Conradi recounts Murdoch's youthful intellectual and sexual adventures in Oxford and wartime London. Following a stint in the Treasury Office, she volunteered for a job with the United Nations Relief and Rehabilitation Administration. In refugee camps in Austria and Belgium she aided displaced persons and developed an interest in European exiles that influenced her life profoundly. They were her windows into the suffering of the world.

Murdoch early decided that she wanted to do two things: to teach philosophy and to write novels. After a discouraging year without employment, she entered graduate school at Cambridge in 1947 to study philosophy. She came just as Ludwig Wittgenstein was leaving. Though she managed to meet him and was greatly impressed by his disciples, Murdoch later rejected the analytic philosophy that dominated British universities in the postwar period.

She returned to Oxford as a lecturer in philosophy at St. Anne's College, wrote novels and conducted many love affairs, some simultaneously. By her mid-30s, she had lost two lovers to death, been jilted by a third, had affairs with many men and a few women and launched her writing career.

Murdoch's first philosophical work was a monograph on Jean-Paul Sartre. Her first novel, the witty, brief Under the Net, came out in 1954 to enthusiastic reviews. From the safety of her marriage to John Bayley in 1956, Murdoch concentrated on writing her many books and loving new and old friends. Her great subject was love, both sexual and nonsexual.

Murdoch's masters were Dickens, Shakespeare and Dostoevsky--she wished to create memorable characters like Dickens, often developed intricate double plots like Shakespeare, and drew holy fools and evil monsters like Dostoevsky. She wrote at top speed. When asked how long she rested between novels, she said she couldn't imagine more than half an hour without writing. Vastly amusing but often perplexing, Murdoch's novels changed from the terse works of the '50s to the verbose, multipeopled later corpus, which often mystified even her admirers.

Conradi tends to give detailed descriptions of the novels he likes best and to ignore the lesser ones.

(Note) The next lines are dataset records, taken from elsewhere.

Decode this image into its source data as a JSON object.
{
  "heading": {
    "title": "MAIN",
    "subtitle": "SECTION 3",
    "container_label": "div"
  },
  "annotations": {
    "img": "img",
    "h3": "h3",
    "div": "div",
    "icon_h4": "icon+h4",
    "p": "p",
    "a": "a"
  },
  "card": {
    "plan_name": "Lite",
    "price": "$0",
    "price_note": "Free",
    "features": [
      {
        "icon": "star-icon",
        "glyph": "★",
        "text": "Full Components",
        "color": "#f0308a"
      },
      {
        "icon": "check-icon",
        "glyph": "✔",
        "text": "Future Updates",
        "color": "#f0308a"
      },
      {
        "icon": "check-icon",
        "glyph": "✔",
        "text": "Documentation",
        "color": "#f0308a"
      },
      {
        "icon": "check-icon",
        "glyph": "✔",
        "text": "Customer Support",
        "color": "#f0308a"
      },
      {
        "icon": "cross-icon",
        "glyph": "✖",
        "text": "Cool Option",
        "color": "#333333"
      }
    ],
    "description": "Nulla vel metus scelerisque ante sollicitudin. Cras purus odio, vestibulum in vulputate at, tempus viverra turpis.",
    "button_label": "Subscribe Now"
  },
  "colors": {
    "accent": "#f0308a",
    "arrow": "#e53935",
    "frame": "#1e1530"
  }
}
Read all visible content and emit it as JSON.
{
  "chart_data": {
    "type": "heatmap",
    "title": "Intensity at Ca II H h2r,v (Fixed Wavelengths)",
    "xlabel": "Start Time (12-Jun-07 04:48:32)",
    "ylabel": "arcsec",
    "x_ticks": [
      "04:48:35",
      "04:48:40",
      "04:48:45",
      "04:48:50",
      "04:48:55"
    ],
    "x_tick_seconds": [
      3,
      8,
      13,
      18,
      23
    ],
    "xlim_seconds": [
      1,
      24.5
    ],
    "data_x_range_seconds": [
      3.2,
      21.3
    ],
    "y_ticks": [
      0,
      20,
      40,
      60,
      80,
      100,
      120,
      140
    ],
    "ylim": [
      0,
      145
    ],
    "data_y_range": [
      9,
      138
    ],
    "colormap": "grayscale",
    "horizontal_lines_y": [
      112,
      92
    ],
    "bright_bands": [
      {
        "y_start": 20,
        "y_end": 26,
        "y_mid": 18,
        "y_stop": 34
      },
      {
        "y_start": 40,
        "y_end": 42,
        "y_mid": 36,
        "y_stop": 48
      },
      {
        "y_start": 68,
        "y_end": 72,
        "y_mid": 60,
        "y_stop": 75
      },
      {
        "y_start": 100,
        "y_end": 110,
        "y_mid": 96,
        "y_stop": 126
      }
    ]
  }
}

Bloom is not alone in noting that Murdoch's plots, mixing fantasy and realism, are "less than fully controlled." Acknowledging that detailed synopses of these plots are as "embarrassing as those of an opera," Conradi argues that such summaries do the works an injustice. He finds her most memorable characters in three '70s novels: A Fairly Honorable Defeat, The Black Prince and The Sea, the Sea.

Bayley characterized Murdoch as "anima natureliter Christiana--religious without religion." As Conradi sums it up, "She could not believe in a personal God demonic enough to have created a world where sufferings are clear, yet she wanted religion to survive too. She wanted Buddhism to educate Christianity to create a non-supernatural religion. God and the afterlife were essentially anti-religious bribes to her. She breathed new life into the oldest philosophical puzzle--'What is a good life?' and did so by living one herself."

Betty Thompson

Reviewed by Betty Thompson, who has worked for the World and National councils of churches and the United Methodist mission agency.